In December, Theresa May postponed a House of Commons vote on her proposed withdrawal deal because of opposition from Eurosceptic MPs. Due to the lack of clarity around Brexit, business confidence has been hit, leading to three consecutive quarters of falling investment.
Elsewhere, there may be blue skies on the horizon for China and the US. The Chinese government announced its intention to ban local governments from forcing foreign companies to transfer proprietary technology* to their Chinese partners, a complaint at the heart of the US-China trade dispute.
In Europe, political unrest in the form of the French “yellow vest” protests and difficulty in striking the EU-Italian budget have overshadowed economic growth. Meanwhile, the European Central Bank (ECB) announced an end to its bond-buying programme known as quantitative easing, citing there is no longer a need to pump new money into the economy.
Despite a positive November, December’s fortunes weren’t as bright, with no major stock markets producing a positive return. In the UK, several factors contributed to markets finishing down (-3.40%) last month.
Lower oil prices (-10.84%) didn’t help (again), and neither did British American Tobacco Plc, which ended the month once again lower (-8.33%) leaving a nasty taste in investors’ mouths.
As well as tobacco and oil, pharmaceuticals, banking utilities, insurance, telecoms, and retail all recorded poor performances, helping to pull the market down yet further.
US markets were one of the hardest hit of the major global stock markets (-9.81%), largely driven by the FAANG (Facebook, Amazon, Apple, Netflix, and Google), who shed on average -8.37% from their value last month.
Apple lost -11.67% from its share price as the company reduced revenue expectations for the first time in 16 years, blaming a slowdown in demand from China. Analysts however suspect there is more to the story and perhaps the steep 20%+ hike to its iPhone price might also had something to do with it.
Worldwide, stock markets including Emerging Markets (-3.05%) and Asia Pacific (-5.90%) achieved returns broadly in line with western markets.
Japan had the toughest month of all developed markets (-10.33%).
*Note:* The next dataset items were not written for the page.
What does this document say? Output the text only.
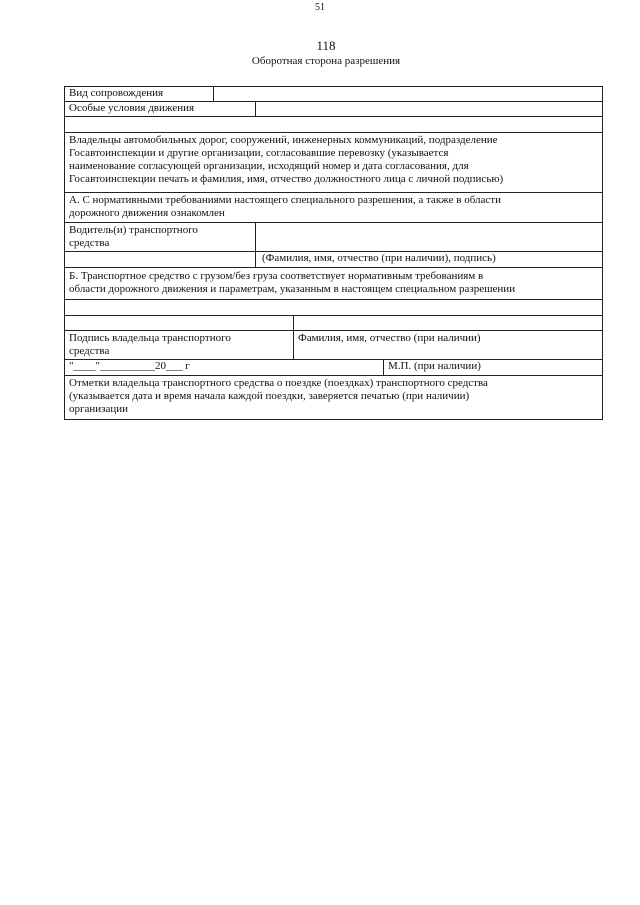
51
118
Оборотная сторона разрешения
Вид сопровождения
Особые условия движения
Владельцы автомобильных дорог, сооружений, инженерных коммуникаций, подразделение
Госавтоинспекции и другие организации, согласовавшие перевозку (указывается
наименование согласующей организации, исходящий номер и дата согласования, для
Госавтоинспекции печать и фамилия, имя, отчество должностного лица с личной подписью)
А. С нормативными требованиями настоящего специального разрешения, а также в области
дорожного движения ознакомлен
Водитель(и) транспортного
средства
(Фамилия, имя, отчество (при наличии), подпись)
Б. Транспортное средство с грузом/без груза соответствует нормативным требованиям в
области дорожного движения и параметрам, указанным в настоящем специальном разрешении
Подпись владельца транспортного
средства
Фамилия, имя, отчество (при наличии)
"____"__________20___ г	М.П. (при наличии)
Отметки владельца транспортного средства о поездке (поездках) транспортного средства
(указывается дата и время начала каждой поездки, заверяется печатью (при наличии)
организации
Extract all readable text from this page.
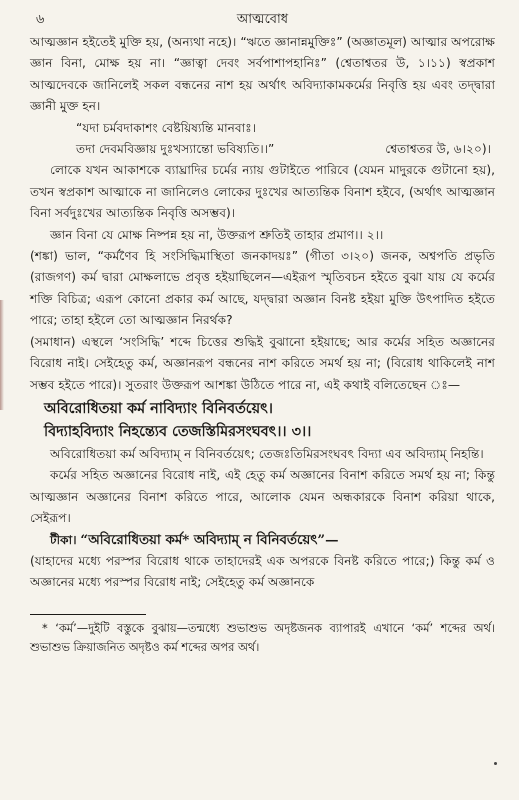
৬	আত্মবোধ

আত্মজ্ঞান হইতেই মুক্তি হয়, (অন্যথা নহে)। “ঋতে জ্ঞানান্নমুক্তিঃ” (অজ্ঞাতমূল) আত্মার অপরোক্ষ জ্ঞান বিনা, মোক্ষ হয় না। “জ্ঞাত্বা দেবং সর্বপাশাপহানিঃ” (শ্বেতাশ্বতর উ, ১।১১) স্বপ্রকাশ আত্মদেবকে জানিলেই সকল বন্ধনের নাশ হয় অর্থাৎ অবিদ্যাকামকর্মের নিবৃত্তি হয় এবং তদ্দ্বারা জ্ঞানী মুক্ত হন।

“যদা চর্মবদাকাশং বেষ্টয়িষ্যন্তি মানবাঃ।

তদা দেবমবিজ্ঞায় দুঃখস্যান্তো ভবিষ্যতি।।”	শ্বেতাশ্বতর উ, ৬।২০)।

লোকে যখন আকাশকে ব্যাঘ্রাদির চর্মের ন্যায় গুটাইতে পারিবে (যেমন মাদুরকে গুটানো হয়), তখন স্বপ্রকাশ আত্মাকে না জানিলেও লোকের দুঃখের আত্যন্তিক বিনাশ হইবে, (অর্থাৎ আত্মজ্ঞান বিনা সর্বদুঃখের আত্যন্তিক নিবৃত্তি অসম্ভব)।

জ্ঞান বিনা যে মোক্ষ নিষ্পন্ন হয় না, উক্তরূপ শ্রুতিই তাহার প্রমাণ।। ২।।

(শঙ্কা) ভাল, “কর্মণৈব হি সংসিদ্ধিমাস্থিতা জনকাদয়ঃ” (গীতা ৩।২০) জনক, অশ্বপতি প্রভৃতি (রাজগণ) কর্ম দ্বারা মোক্ষলাভে প্রবৃত্ত হইয়াছিলেন—এইরূপ স্মৃতিবচন হইতে বুঝা যায় যে কর্মের শক্তি বিচিত্র; এরূপ কোনো প্রকার কর্ম আছে, যদ্দ্বারা অজ্ঞান বিনষ্ট হইয়া মুক্তি উৎপাদিত হইতে পারে; তাহা হইলে তো আত্মজ্ঞান নিরর্থক?

(সমাধান) এস্থলে ‘সংসিদ্ধি’ শব্দে চিত্তের শুদ্ধিই বুঝানো হইয়াছে; আর কর্মের সহিত অজ্ঞানের বিরোধ নাই। সেইহেতু কর্ম, অজ্ঞানরূপ বন্ধনের নাশ করিতে সমর্থ হয় না; (বিরোধ থাকিলেই নাশ সম্ভব হইতে পারে)। সুতরাং উক্তরূপ আশঙ্কা উঠিতে পারে না, এই কথাই বলিতেছেন ঃ—

অবিরোধিতয়া কর্ম নাবিদ্যাং বিনিবর্তয়েৎ।

বিদ্যাহবিদ্যাং নিহন্ত্যেব তেজস্তিমিরসংঘবৎ।। ৩।।

অবিরোধিতয়া কর্ম অবিদ্যাম্ ন বিনিবর্তয়েৎ; তেজঃতিমিরসংঘবৎ বিদ্যা এব অবিদ্যাম্ নিহন্তি।

কর্মের সহিত অজ্ঞানের বিরোধ নাই, এই হেতু কর্ম অজ্ঞানের বিনাশ করিতে সমর্থ হয় না; কিন্তু আত্মজ্ঞান অজ্ঞানের বিনাশ করিতে পারে, আলোক যেমন অন্ধকারকে বিনাশ করিয়া থাকে, সেইরূপ।

টীকা। “অবিরোধিতয়া কর্ম* অবিদ্যাম্ ন বিনিবর্তয়েৎ”—

(যাহাদের মধ্যে পরস্পর বিরোধ থাকে তাহাদেরই এক অপরকে বিনষ্ট করিতে পারে;) কিন্তু কর্ম ও অজ্ঞানের মধ্যে পরস্পর বিরোধ নাই; সেইহেতু কর্ম অজ্ঞানকে

* ‘কর্ম’—দুইটি বস্তুকে বুঝায়—তন্মধ্যে শুভাশুভ অদৃষ্টজনক ব্যাপারই এখানে ‘কর্ম’ শব্দের অর্থ। শুভাশুভ ক্রিয়াজনিত অদৃষ্টও কর্ম শব্দের অপর অর্থ।
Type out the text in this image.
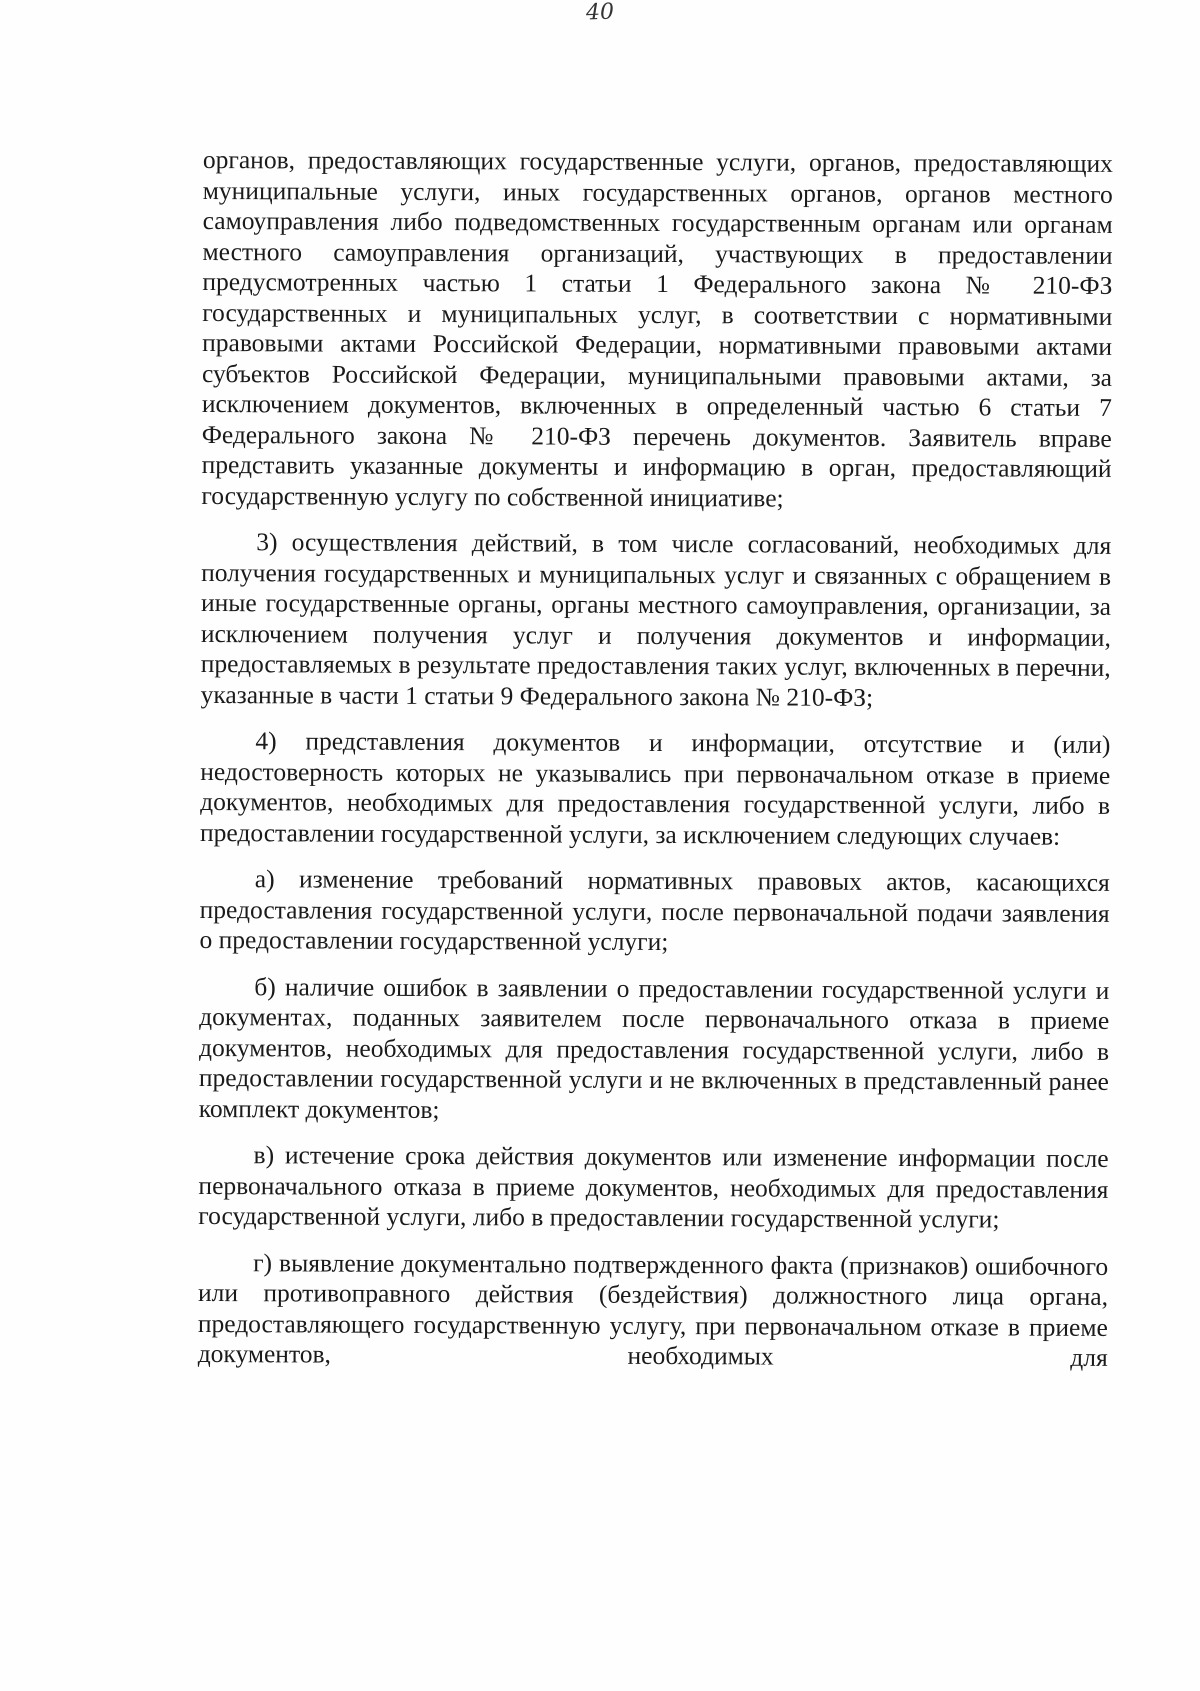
40

органов, предоставляющих государственные услуги, органов, предоставляющих муниципальные услуги, иных государственных органов, органов местного самоуправления либо подведомственных государственным органам или органам местного самоуправления организаций, участвующих в предоставлении предусмотренных частью 1 статьи 1 Федерального закона № 210-ФЗ государственных и муниципальных услуг, в соответствии с нормативными правовыми актами Российской Федерации, нормативными правовыми актами субъектов Российской Федерации, муниципальными правовыми актами, за исключением документов, включенных в определенный частью 6 статьи 7 Федерального закона № 210-ФЗ перечень документов. Заявитель вправе представить указанные документы и информацию в орган, предоставляющий государственную услугу по собственной инициативе;

3) осуществления действий, в том числе согласований, необходимых для получения государственных и муниципальных услуг и связанных с обращением в иные государственные органы, органы местного самоуправления, организации, за исключением получения услуг и получения документов и информации, предоставляемых в результате предоставления таких услуг, включенных в перечни, указанные в части 1 статьи 9 Федерального закона № 210-ФЗ;

4) представления документов и информации, отсутствие и (или) недостоверность которых не указывались при первоначальном отказе в приеме документов, необходимых для предоставления государственной услуги, либо в предоставлении государственной услуги, за исключением следующих случаев:

а) изменение требований нормативных правовых актов, касающихся предоставления государственной услуги, после первоначальной подачи заявления о предоставлении государственной услуги;

б) наличие ошибок в заявлении о предоставлении государственной услуги и документах, поданных заявителем после первоначального отказа в приеме документов, необходимых для предоставления государственной услуги, либо в предоставлении государственной услуги и не включенных в представленный ранее комплект документов;

в) истечение срока действия документов или изменение информации после первоначального отказа в приеме документов, необходимых для предоставления государственной услуги, либо в предоставлении государственной услуги;

г) выявление документально подтвержденного факта (признаков) ошибочного или противоправного действия (бездействия) должностного лица органа, предоставляющего государственную услугу, при первоначальном отказе в приеме документов, необходимых для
Contributing factors include Japanese Prime Minister, Shinzō Abe continuing his controversial economic reform policies (also known as Abenomics) and heightened global risk aversion which has a particularly pronounced effect on Japan’s (the world’s third largest economy) stock market.
The British Pound’s performance varied against other major global currencies. There was little change compared to the US Dollar (+0.04%), it was a little weaker compared to the Euro (-1.29%), and a lot weaker against the Japanese Yen (-3.50%).
A strengthening Yen is another indicator of a decline in investor confidence globally, as it is typically known to go up in value during periods of market volatility.
Investment type performance breakdown
The majority of investment types in your Plan this month were low. Commodities (-2.18%), shares (-5.32%) and property (-5.19%) were down and bonds (that typically perform well when shares and other riskier assets aren’t doing so well) closed the month up by only +1.52%.
Summary with Plan details
If timing the market was easy, everyone would be a successful investor, but in truth, it’s incredibly difficult. This is why investing is a long-term commitment. Read our blog about Time in the market vs Timing the market.
2018 was a tough year for financial markets. But with volatility comes opportunity and our investment team will always remain focused on keeping your investment plan on track and will be ready to act as opportunities arise.
* Proprietary technology is a combination of processes, tools or systems which have copyright all belonging to one person or company and they need each other to work. Think of things like Microsoft Windows, Adobe Flash, iTunes, Skype, etc. They all need specific system requirements in order to work.
Figures shown are based on a medium-risk (Confident) investment Plan.
Your investments can go down as well as up and you could get back less than you put in.